Again Robert Downey Jr and Jude Law impress, the bromance of the piece taken to new heights here with more physical comedy and odd sexual tension than in the first despite Law’s character being married for most of the film and while this feels rather anachronistic, it does work in the context of this specific world, though what doesn’t are the occasional flashes of dialogue which feel a little too “now”, “Shirley no-mates” and “let’s crack on” for example never really feeling like words that should be coming out of these character’s mouths, it’s a little personal thing more than anything else mainly but it did annoy me. Jared Harris who I’ve seen do good quiet bad guy work before in Fringe manages to come out of the shadows and mightily impress with a quieter, less showy but infinitely more arrogant feel to his Moriarty, a man who always looks like he knows he’s several steps ahead, his cold-hearted logic meaning that we never get him blowing up at Holmes but unlike Mark Strong’s bad guy in the first one who sometimes felt like the was playing a role, something that admittedly felt in-character, here we are always sure that Moriarty is a huge challenge and really could at times be someone Holmes won’t be able to defeat. Also, Stephen Fry does well with what was a far more “comic relief” part than I had expected as Mycroft Holmes, Fry’s trademark being able to say and do silly things without cracking doing well here, making a character I hope we see again though also in a more useful capacity.

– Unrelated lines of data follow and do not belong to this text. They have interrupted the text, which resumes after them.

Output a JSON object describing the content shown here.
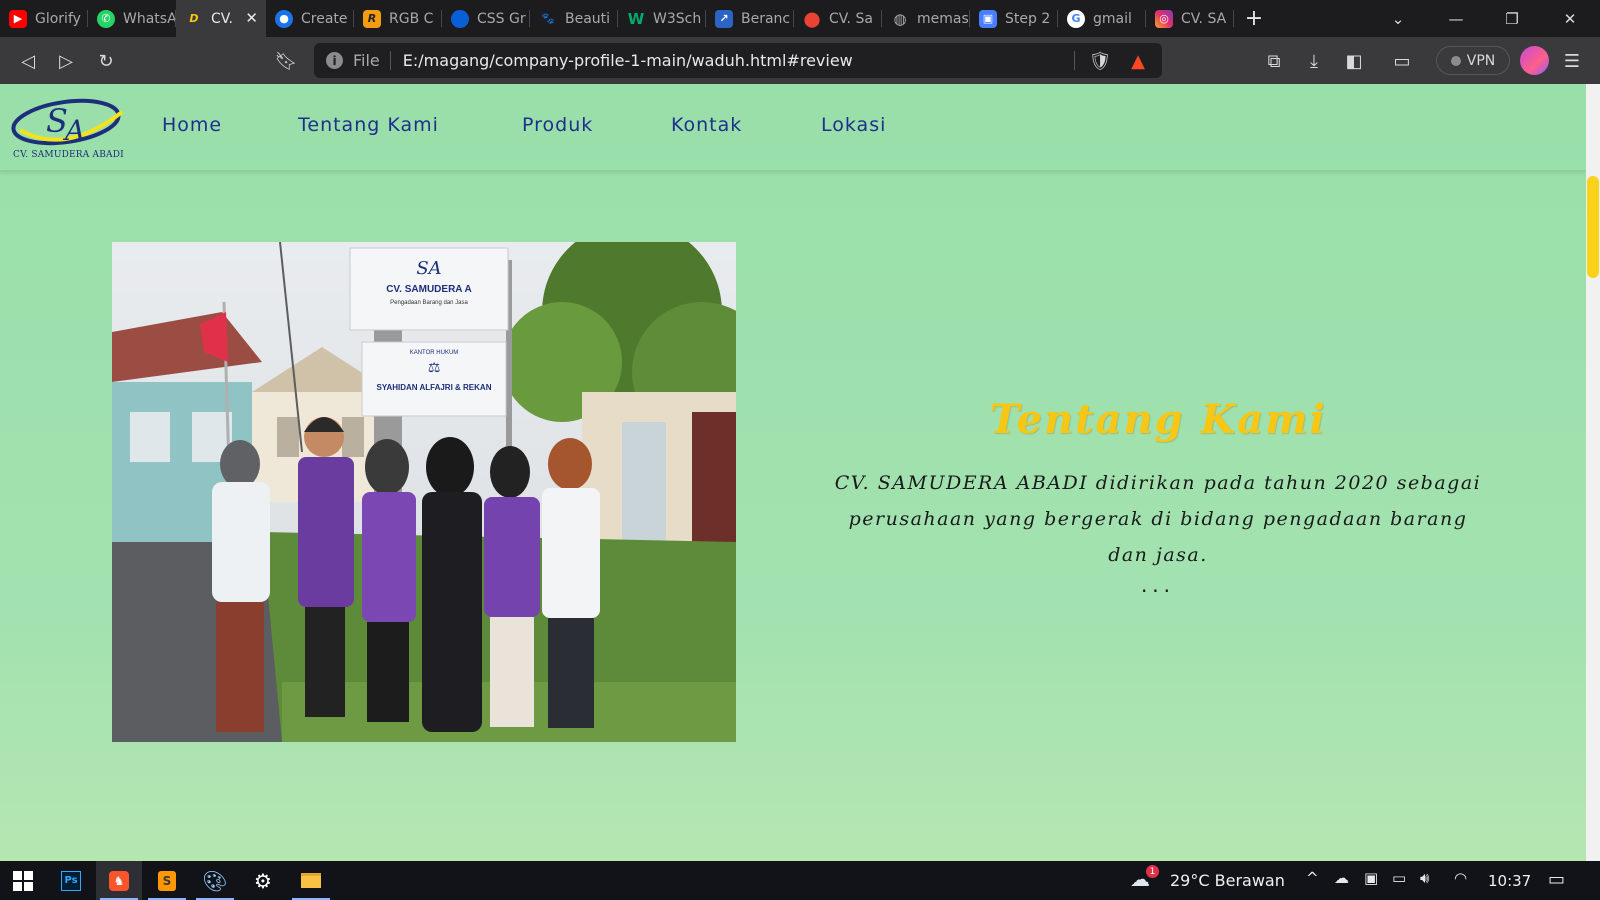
{
  "browser": {
    "tabs": [
      {
        "title": "Glorify",
        "icon": "youtube-icon",
        "color": "#ff0000"
      },
      {
        "title": "WhatsA",
        "icon": "whatsapp-icon",
        "color": "#25d366"
      },
      {
        "title": "CV.",
        "icon": "site-logo-icon",
        "color": "#3a3a3d",
        "active": true
      },
      {
        "title": "Create",
        "icon": "chrome-icon",
        "color": "#1a73e8"
      },
      {
        "title": "RGB C",
        "icon": "r-icon",
        "color": "#f39c12"
      },
      {
        "title": "CSS Gr",
        "icon": "css-icon",
        "color": "#0b5fd6"
      },
      {
        "title": "Beauti",
        "icon": "animal-icon",
        "color": "#6b6b6b"
      },
      {
        "title": "W3Sch",
        "icon": "w3schools-icon",
        "color": "#04aa6d"
      },
      {
        "title": "Beranc",
        "icon": "arrow-icon",
        "color": "#2b63c6"
      },
      {
        "title": "CV. Sa",
        "icon": "maps-pin-icon",
        "color": "#ea4335"
      },
      {
        "title": "memas",
        "icon": "globe-icon",
        "color": "#8b8b90"
      },
      {
        "title": "Step 2",
        "icon": "gift-icon",
        "color": "#4a7dff"
      },
      {
        "title": "gmail",
        "icon": "google-icon",
        "color": "#4285f4"
      },
      {
        "title": "CV. SA",
        "icon": "instagram-icon",
        "color": "#e1306c"
      }
    ],
    "address": {
      "scheme": "File",
      "url": "E:/magang/company-profile-1-main/waduh.html#review"
    },
    "vpn_label": "VPN"
  },
  "site": {
    "logo": {
      "letters": "SA",
      "caption": "CV. SAMUDERA ABADI"
    },
    "nav": [
      "Home",
      "Tentang Kami",
      "Produk",
      "Kontak",
      "Lokasi"
    ],
    "photo_signs": {
      "sign1_title": "CV. SAMUDERA A",
      "sign1_sub": "Pengadaan Barang dan Jasa",
      "sign2_head": "KANTOR HUKUM",
      "sign2_title": "SYAHIDAN ALFAJRI & REKAN"
    },
    "about": {
      "title": "Tentang Kami",
      "description": "CV. SAMUDERA ABADI didirikan pada tahun 2020 sebagai perusahaan yang bergerak di bidang pengadaan barang dan jasa.",
      "more": "..."
    }
  },
  "taskbar": {
    "weather": "29°C  Berawan",
    "weather_badge": "1",
    "time": "10:37"
  },
  "colors": {
    "page_bg": "#99dfaa",
    "nav_text": "#1e2f8c",
    "title_yellow": "#f8c614",
    "scroll_thumb": "#fbd21a"
  }
}
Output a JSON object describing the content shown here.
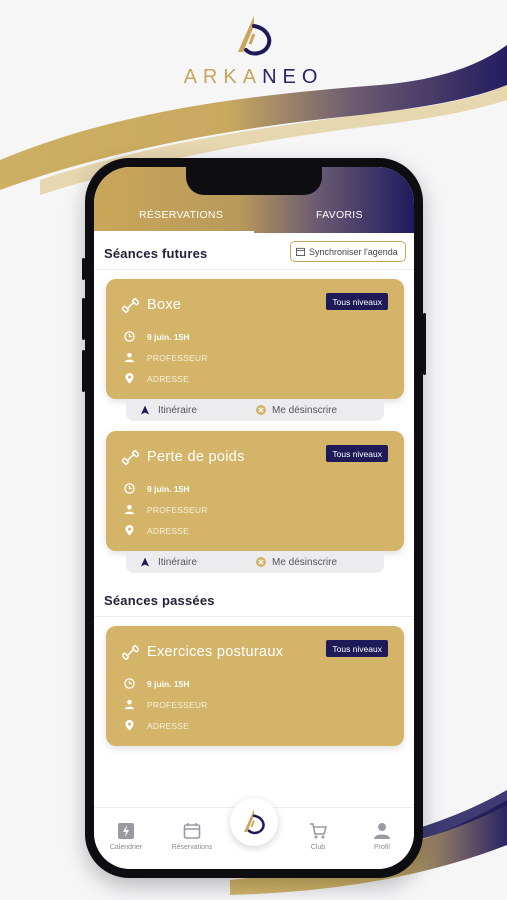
{
  "brand": {
    "name_part1": "ARKA",
    "name_part2": "NEO"
  },
  "tabs": [
    {
      "label": "RÉSERVATIONS",
      "active": true
    },
    {
      "label": "FAVORIS",
      "active": false
    }
  ],
  "upcoming": {
    "title": "Séances futures",
    "sync_label": "Synchroniser l'agenda",
    "sessions": [
      {
        "name": "Boxe",
        "level": "Tous niveaux",
        "date": "9 juin. 15H",
        "teacher": "PROFESSEUR",
        "address": "ADRESSE"
      },
      {
        "name": "Perte de poids",
        "level": "Tous niveaux",
        "date": "9 juin. 15H",
        "teacher": "PROFESSEUR",
        "address": "ADRESSE"
      }
    ],
    "actions": {
      "itinerary": "Itinéraire",
      "unsubscribe": "Me désinscrire"
    }
  },
  "past": {
    "title": "Séances passées",
    "sessions": [
      {
        "name": "Exercices posturaux",
        "level": "Tous niveaux",
        "date": "9 juin. 15H",
        "teacher": "PROFESSEUR",
        "address": "ADRESSE"
      }
    ]
  },
  "nav": [
    {
      "label": "Calendrier",
      "icon": "lightning-icon"
    },
    {
      "label": "Réservations",
      "icon": "calendar-icon"
    },
    {
      "label": "",
      "icon": "logo-icon"
    },
    {
      "label": "Club",
      "icon": "cart-icon"
    },
    {
      "label": "Profil",
      "icon": "person-icon"
    }
  ],
  "colors": {
    "gold": "#d4b468",
    "navy": "#1e1a57",
    "brand_gold": "#c8a55b"
  }
}
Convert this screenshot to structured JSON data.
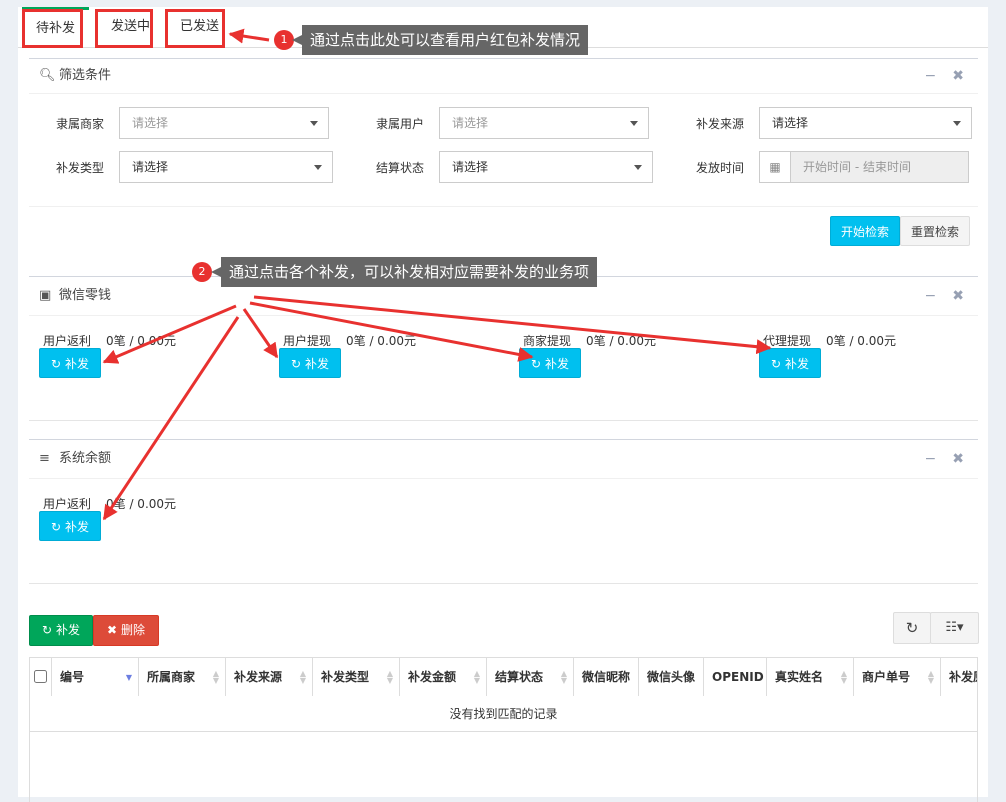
{
  "tabs": [
    {
      "label": "待补发",
      "active": true
    },
    {
      "label": "发送中",
      "active": false
    },
    {
      "label": "已发送",
      "active": false
    }
  ],
  "annotations": [
    {
      "badge": "1",
      "text": "通过点击此处可以查看用户红包补发情况"
    },
    {
      "badge": "2",
      "text": "通过点击各个补发，可以补发相对应需要补发的业务项"
    }
  ],
  "filter": {
    "title": "筛选条件",
    "fields": [
      {
        "label": "隶属商家",
        "value": "请选择"
      },
      {
        "label": "隶属用户",
        "value": "请选择"
      },
      {
        "label": "补发来源",
        "value": "请选择"
      },
      {
        "label": "补发类型",
        "value": "请选择"
      },
      {
        "label": "结算状态",
        "value": "请选择"
      },
      {
        "label": "发放时间",
        "placeholder": "开始时间 - 结束时间"
      }
    ],
    "search_btn": "开始检索",
    "reset_btn": "重置检索"
  },
  "wechat": {
    "title": "微信零钱",
    "items": [
      {
        "label": "用户返利",
        "value": "0笔 / 0.00元",
        "btn": "补发"
      },
      {
        "label": "用户提现",
        "value": "0笔 / 0.00元",
        "btn": "补发"
      },
      {
        "label": "商家提现",
        "value": "0笔 / 0.00元",
        "btn": "补发"
      },
      {
        "label": "代理提现",
        "value": "0笔 / 0.00元",
        "btn": "补发"
      }
    ]
  },
  "balance": {
    "title": "系统余额",
    "items": [
      {
        "label": "用户返利",
        "value": "0笔 / 0.00元",
        "btn": "补发"
      }
    ]
  },
  "toolbar": {
    "reissue": "补发",
    "delete": "删除"
  },
  "table": {
    "columns": [
      "编号",
      "所属商家",
      "补发来源",
      "补发类型",
      "补发金额",
      "结算状态",
      "微信昵称",
      "微信头像",
      "OPENID",
      "真实姓名",
      "商户单号",
      "补发原因"
    ],
    "empty": "没有找到匹配的记录"
  },
  "colors": {
    "accent": "#00c0ef",
    "success": "#00a65a",
    "danger": "#dd4b39",
    "annotation_red": "#e8312f"
  }
}
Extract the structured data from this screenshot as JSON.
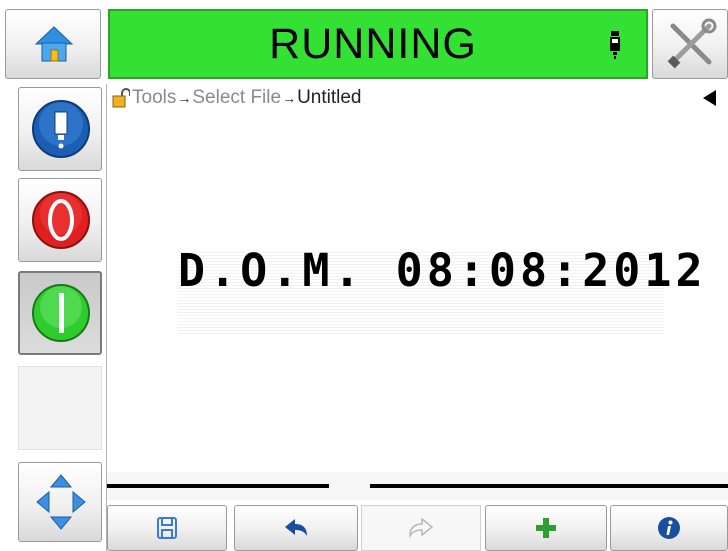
{
  "status": {
    "text": "RUNNING",
    "color": "#35e035"
  },
  "breadcrumb": {
    "part1": "Tools",
    "sep1": "→",
    "part2": "Select File",
    "sep2": "→",
    "part3": "Untitled"
  },
  "message": {
    "text": "D.O.M. 08:08:2012"
  },
  "icons": {
    "home": "home-icon",
    "tools": "tools-icon",
    "ink": "ink-bottle-icon",
    "stop": "stop-icon",
    "start": "start-icon",
    "navigate": "navigate-arrows-icon",
    "lock": "lock-icon",
    "back": "back-triangle-icon",
    "save": "save-icon",
    "undo": "undo-icon",
    "redo": "redo-icon",
    "add": "add-icon",
    "info": "info-icon"
  },
  "colors": {
    "stop": "#e02020",
    "start": "#2ecc2e",
    "ink": "#1a5fb4",
    "add": "#2fa02f",
    "info": "#1a4fa0"
  }
}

Sherlock Holmes – A Game of Shadows cements this franchise as a solidly made and very entertaining endeavor which could very easily lead to more in the future. With performances that stretch just about enough, a bad guy who really works and action which is bigger and bolder, though with a runtime that again feels padded and a lead female role which never quite satisfies, in terms of whether this is a better film than the original installment is a case of swings and roundabouts and for me comes out at about the same level, something I’d take any day of the week.